Pour ceux qui ne connaitraient pas ce terme tres en vogue (bandes d'incultes du sexe!! :)), voici un petit cours de rattrapage:

"L'Ondinisme ou l'urophilie (ou urolagnie) est une pratique souvent liée au SM qui provoque une forte excitation érotique éprouvée en buvant (ou faisant boire), ou en se recouvrant le corps (ou recouvrant le corps de son partenaire) d'urine.
Une variante de cette pratique consiste à uriner dans ses sous-vêtements et ses vêtements, parfois meme en public.
Elle est généralement considérée comme sans risques, l'urine étant stérile chez les personnes saines."


A priori, je ne suis pas attirée par cette pratique, et bien moins encore mon coincé de Chéri!

Toutefois, en admettant un jour que je sois interessée par ce jeu sexuel, JAMAIS je ne serais la receveuse.
Je m'explique: l'ondinisme reste pour moi une facon d'humilier et de rabaisser l'autre. Uriner sur une personne n'a jamais été considéré comme un exploit, mais plus comme un acte honteux et c'est d'ailleurs a cause de cette vision des choses que les adeptes du SM utilisent ce jeu. Or, bien que soumise a mon homme, il est hors de question, pour lui comme pour moi, que je subisse ce jeu. De mon coté, il est absolument hors de question que je sois en contact avec ce liquide, c'est quelque chose qui me dégoute au plus profond de mon etre et je ne reviendrais jamais la dessus. De ses propres mots, jamais il ne se permettrait un tel acte (me faire pipi dessus) et encore moins m'obliger a le boire. Le lui faire subir n'est pas non plus une alternative envisageable, ni pour l'un, ni pour l'autre.

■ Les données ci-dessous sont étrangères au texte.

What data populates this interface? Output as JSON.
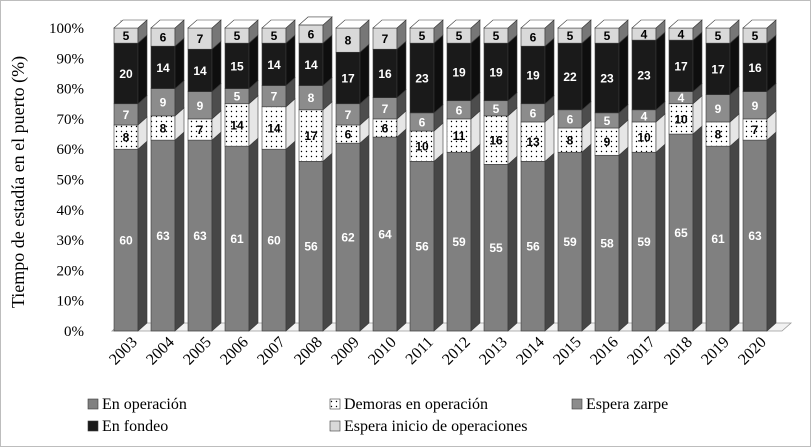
{
  "chart_data": {
    "type": "bar",
    "stacked": true,
    "ylabel": "Tiempo de estadía en el puerto (%)",
    "xlabel": "",
    "ylim": [
      0,
      100
    ],
    "yticks": [
      "0%",
      "10%",
      "20%",
      "30%",
      "40%",
      "50%",
      "60%",
      "70%",
      "80%",
      "90%",
      "100%"
    ],
    "categories": [
      "2003",
      "2004",
      "2005",
      "2006",
      "2007",
      "2008",
      "2009",
      "2010",
      "2011",
      "2012",
      "2013",
      "2014",
      "2015",
      "2016",
      "2017",
      "2018",
      "2019",
      "2020"
    ],
    "series": [
      {
        "name": "En operación",
        "color": "#808080",
        "pattern": "solid",
        "label_color": "#ffffff",
        "values": [
          60,
          63,
          63,
          61,
          60,
          56,
          62,
          64,
          56,
          59,
          55,
          56,
          59,
          58,
          59,
          65,
          61,
          63
        ]
      },
      {
        "name": "Demoras en operación",
        "color": "#ffffff",
        "pattern": "dots",
        "label_color": "#000000",
        "values": [
          8,
          8,
          7,
          14,
          14,
          17,
          6,
          6,
          10,
          11,
          16,
          13,
          8,
          9,
          10,
          10,
          8,
          7
        ]
      },
      {
        "name": "Espera zarpe",
        "color": "#8c8c8c",
        "pattern": "solid",
        "label_color": "#ffffff",
        "values": [
          7,
          9,
          9,
          5,
          7,
          8,
          7,
          7,
          6,
          6,
          5,
          6,
          6,
          5,
          4,
          4,
          9,
          9
        ]
      },
      {
        "name": "En fondeo",
        "color": "#1a1a1a",
        "pattern": "solid",
        "label_color": "#ffffff",
        "values": [
          20,
          14,
          14,
          15,
          14,
          14,
          17,
          16,
          23,
          19,
          19,
          19,
          22,
          23,
          23,
          17,
          17,
          16
        ]
      },
      {
        "name": "Espera inicio de operaciones",
        "color": "#d9d9d9",
        "pattern": "solid",
        "label_color": "#000000",
        "values": [
          5,
          6,
          7,
          5,
          5,
          6,
          8,
          7,
          5,
          5,
          5,
          6,
          5,
          5,
          4,
          4,
          5,
          5
        ]
      }
    ],
    "legend": {
      "position": "bottom",
      "rows": [
        [
          "En operación",
          "Demoras en operación",
          "Espera zarpe"
        ],
        [
          "En fondeo",
          "Espera inicio de operaciones"
        ]
      ]
    }
  }
}
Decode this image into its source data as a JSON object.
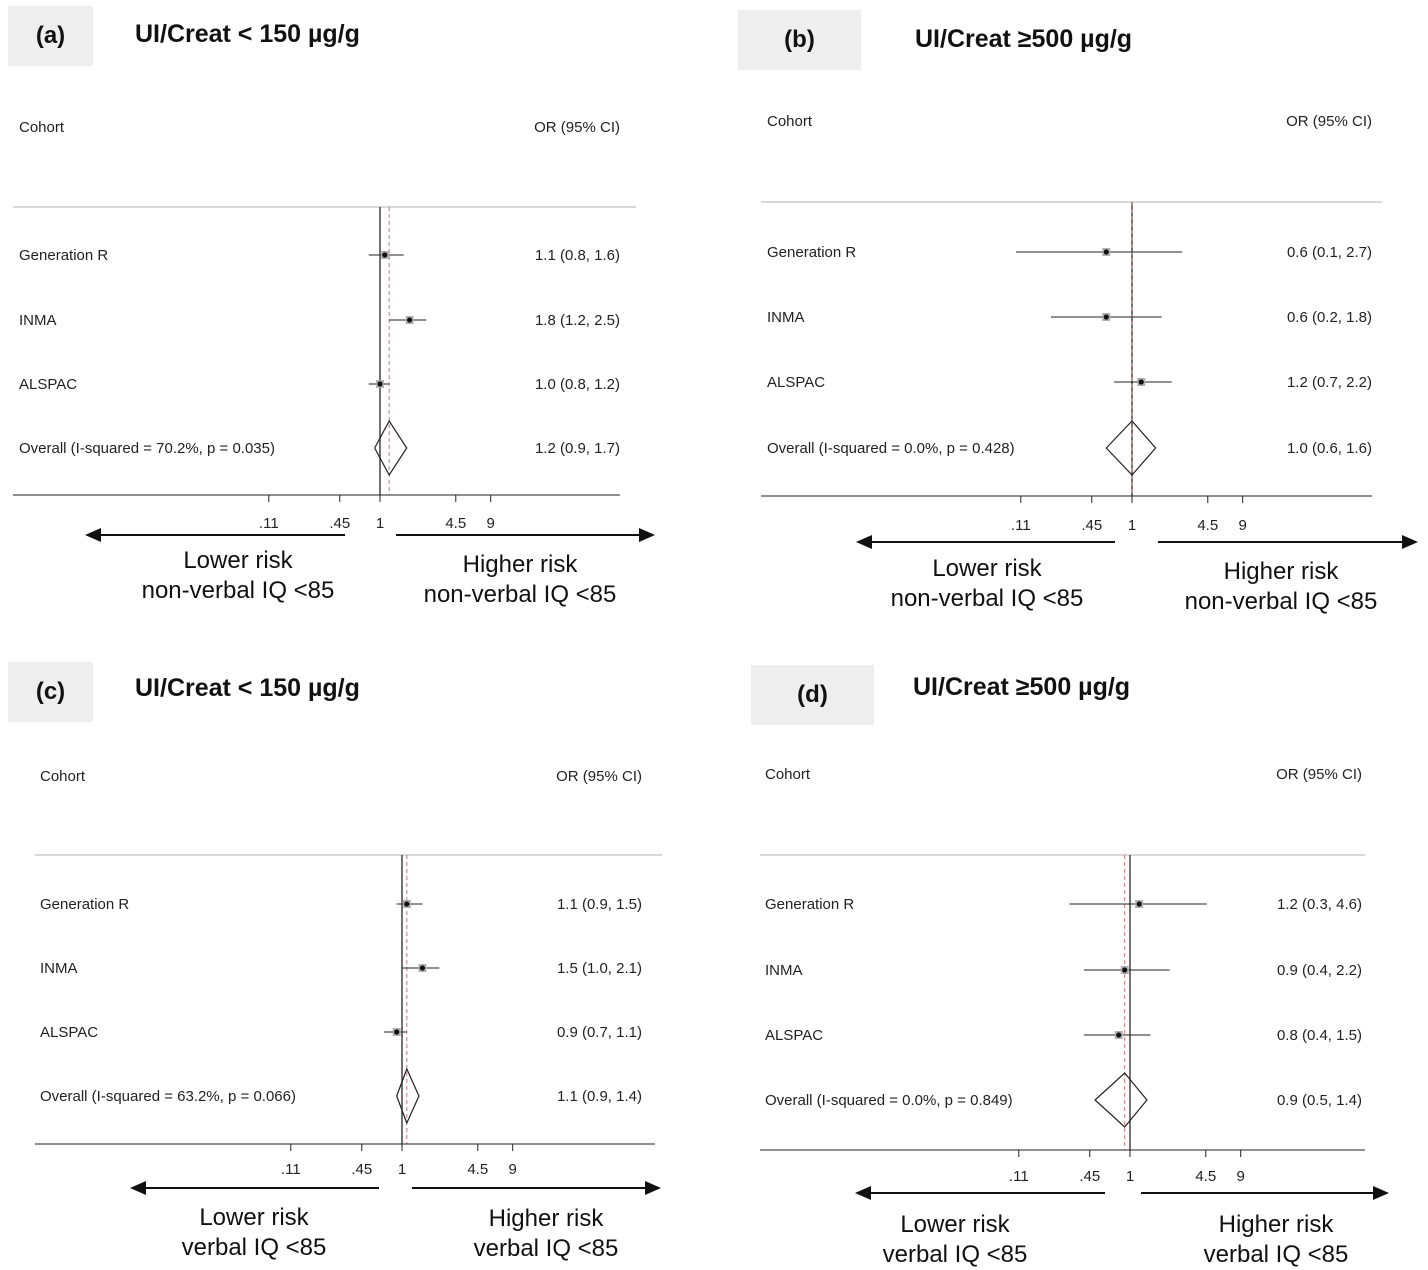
{
  "colors": {
    "null_line": "#444444",
    "pooled_line": "#c77a7a",
    "marker": "#111111",
    "weight_box": "#b0b0b0"
  },
  "chart_data": [
    {
      "panel_label": "(a)",
      "title": "UI/Creat < 150 µg/g",
      "type": "forest",
      "col_left_header": "Cohort",
      "col_right_header": "OR (95% CI)",
      "ticks": [
        ".11",
        ".45",
        "1",
        "4.5",
        "9"
      ],
      "tick_values": [
        0.11,
        0.45,
        1,
        4.5,
        9
      ],
      "x_scale": "log",
      "xlim": [
        0.006,
        30
      ],
      "null_value": 1,
      "rows": [
        {
          "label": "Generation R",
          "or": 1.1,
          "lo": 0.8,
          "hi": 1.6,
          "ci_text": "1.1 (0.8, 1.6)"
        },
        {
          "label": "INMA",
          "or": 1.8,
          "lo": 1.2,
          "hi": 2.5,
          "ci_text": "1.8 (1.2, 2.5)"
        },
        {
          "label": "ALSPAC",
          "or": 1.0,
          "lo": 0.8,
          "hi": 1.2,
          "ci_text": "1.0 (0.8, 1.2)"
        }
      ],
      "overall": {
        "label": "Overall  (I-squared = 70.2%, p = 0.035)",
        "or": 1.2,
        "lo": 0.9,
        "hi": 1.7,
        "ci_text": "1.2 (0.9, 1.7)"
      },
      "lower_label": [
        "Lower risk",
        "non-verbal IQ <85"
      ],
      "higher_label": [
        "Higher risk",
        "non-verbal IQ <85"
      ]
    },
    {
      "panel_label": "(b)",
      "title": "UI/Creat ≥500 µg/g",
      "type": "forest",
      "col_left_header": "Cohort",
      "col_right_header": "OR (95% CI)",
      "ticks": [
        ".11",
        ".45",
        "1",
        "4.5",
        "9"
      ],
      "tick_values": [
        0.11,
        0.45,
        1,
        4.5,
        9
      ],
      "x_scale": "log",
      "xlim": [
        0.006,
        30
      ],
      "null_value": 1,
      "rows": [
        {
          "label": "Generation R",
          "or": 0.6,
          "lo": 0.1,
          "hi": 2.7,
          "ci_text": "0.6 (0.1, 2.7)"
        },
        {
          "label": "INMA",
          "or": 0.6,
          "lo": 0.2,
          "hi": 1.8,
          "ci_text": "0.6 (0.2, 1.8)"
        },
        {
          "label": "ALSPAC",
          "or": 1.2,
          "lo": 0.7,
          "hi": 2.2,
          "ci_text": "1.2 (0.7, 2.2)"
        }
      ],
      "overall": {
        "label": "Overall  (I-squared = 0.0%, p = 0.428)",
        "or": 1.0,
        "lo": 0.6,
        "hi": 1.6,
        "ci_text": "1.0 (0.6, 1.6)"
      },
      "lower_label": [
        "Lower risk",
        "non-verbal IQ <85"
      ],
      "higher_label": [
        "Higher risk",
        "non-verbal IQ <85"
      ]
    },
    {
      "panel_label": "(c)",
      "title": "UI/Creat < 150 µg/g",
      "type": "forest",
      "col_left_header": "Cohort",
      "col_right_header": "OR (95% CI)",
      "ticks": [
        ".11",
        ".45",
        "1",
        "4.5",
        "9"
      ],
      "tick_values": [
        0.11,
        0.45,
        1,
        4.5,
        9
      ],
      "x_scale": "log",
      "xlim": [
        0.006,
        30
      ],
      "null_value": 1,
      "rows": [
        {
          "label": "Generation R",
          "or": 1.1,
          "lo": 0.9,
          "hi": 1.5,
          "ci_text": "1.1 (0.9, 1.5)"
        },
        {
          "label": "INMA",
          "or": 1.5,
          "lo": 1.0,
          "hi": 2.1,
          "ci_text": "1.5 (1.0, 2.1)"
        },
        {
          "label": "ALSPAC",
          "or": 0.9,
          "lo": 0.7,
          "hi": 1.1,
          "ci_text": "0.9 (0.7, 1.1)"
        }
      ],
      "overall": {
        "label": "Overall  (I-squared = 63.2%, p = 0.066)",
        "or": 1.1,
        "lo": 0.9,
        "hi": 1.4,
        "ci_text": "1.1 (0.9, 1.4)"
      },
      "lower_label": [
        "Lower risk",
        "verbal IQ <85"
      ],
      "higher_label": [
        "Higher risk",
        "verbal IQ <85"
      ]
    },
    {
      "panel_label": "(d)",
      "title": "UI/Creat ≥500 µg/g",
      "type": "forest",
      "col_left_header": "Cohort",
      "col_right_header": "OR (95% CI)",
      "ticks": [
        ".11",
        ".45",
        "1",
        "4.5",
        "9"
      ],
      "tick_values": [
        0.11,
        0.45,
        1,
        4.5,
        9
      ],
      "x_scale": "log",
      "xlim": [
        0.006,
        30
      ],
      "null_value": 1,
      "rows": [
        {
          "label": "Generation R",
          "or": 1.2,
          "lo": 0.3,
          "hi": 4.6,
          "ci_text": "1.2 (0.3, 4.6)"
        },
        {
          "label": "INMA",
          "or": 0.9,
          "lo": 0.4,
          "hi": 2.2,
          "ci_text": "0.9 (0.4, 2.2)"
        },
        {
          "label": "ALSPAC",
          "or": 0.8,
          "lo": 0.4,
          "hi": 1.5,
          "ci_text": "0.8 (0.4, 1.5)"
        }
      ],
      "overall": {
        "label": "Overall  (I-squared = 0.0%, p = 0.849)",
        "or": 0.9,
        "lo": 0.5,
        "hi": 1.4,
        "ci_text": "0.9 (0.5, 1.4)"
      },
      "lower_label": [
        "Lower risk",
        "verbal IQ <85"
      ],
      "higher_label": [
        "Higher risk",
        "verbal IQ <85"
      ]
    }
  ]
}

Beaucoup ne voient pas l'ondinisme par cette option que domination/soumission, mais nous qui sommes reellement emprunts de cette passion SM, ne pouvons pas dissocier la pratique du mode de sexualité apparenté. Qu'en est il de votre coté? Y a t'il parmi des lecteurs des personnes qui affectionnent l'ondinisme sans pour autant pratiquer le SM?

Si je n'étais pas impliquée dans une relation sérieuse, je me laisserais tenter par le role de donneuse. Faire pipi sur un homme m'amuserait surement, apres bien entendu une phase d'hesitation et de gene, simplement car je considererais cette personne beaucoup moins que mon homme. Je n'aurais pas pour lui le respect et l'estime que j'ai pour mon cher et tendre. Ce serait reellement une situation de domination et d'humiliation de l'autre.

Si j'aborde le sujet aujourd'hui, c'est que tres recemment, alors que Cheri me dominait et que j'etais particulierement indisciplinée, je me suis accroupie par terre, mimant un petit pipi, puis je lui ai lancé:
-hiiiii!! Je fais pipi! Regarde!
Il m'attrape par mon collier, me fait basculer sur le dos et m'assene un coup de cravache sur les cuisses, si surprenant et douloureux que j'ai cru qu'elles etaient en feu.

Monsieur n'a pas du tout apprécié ma blague, tres visiblement! ;)
Brrr, rien que d'y penser, j'ai encore mal a mes pauvres petites cuisses!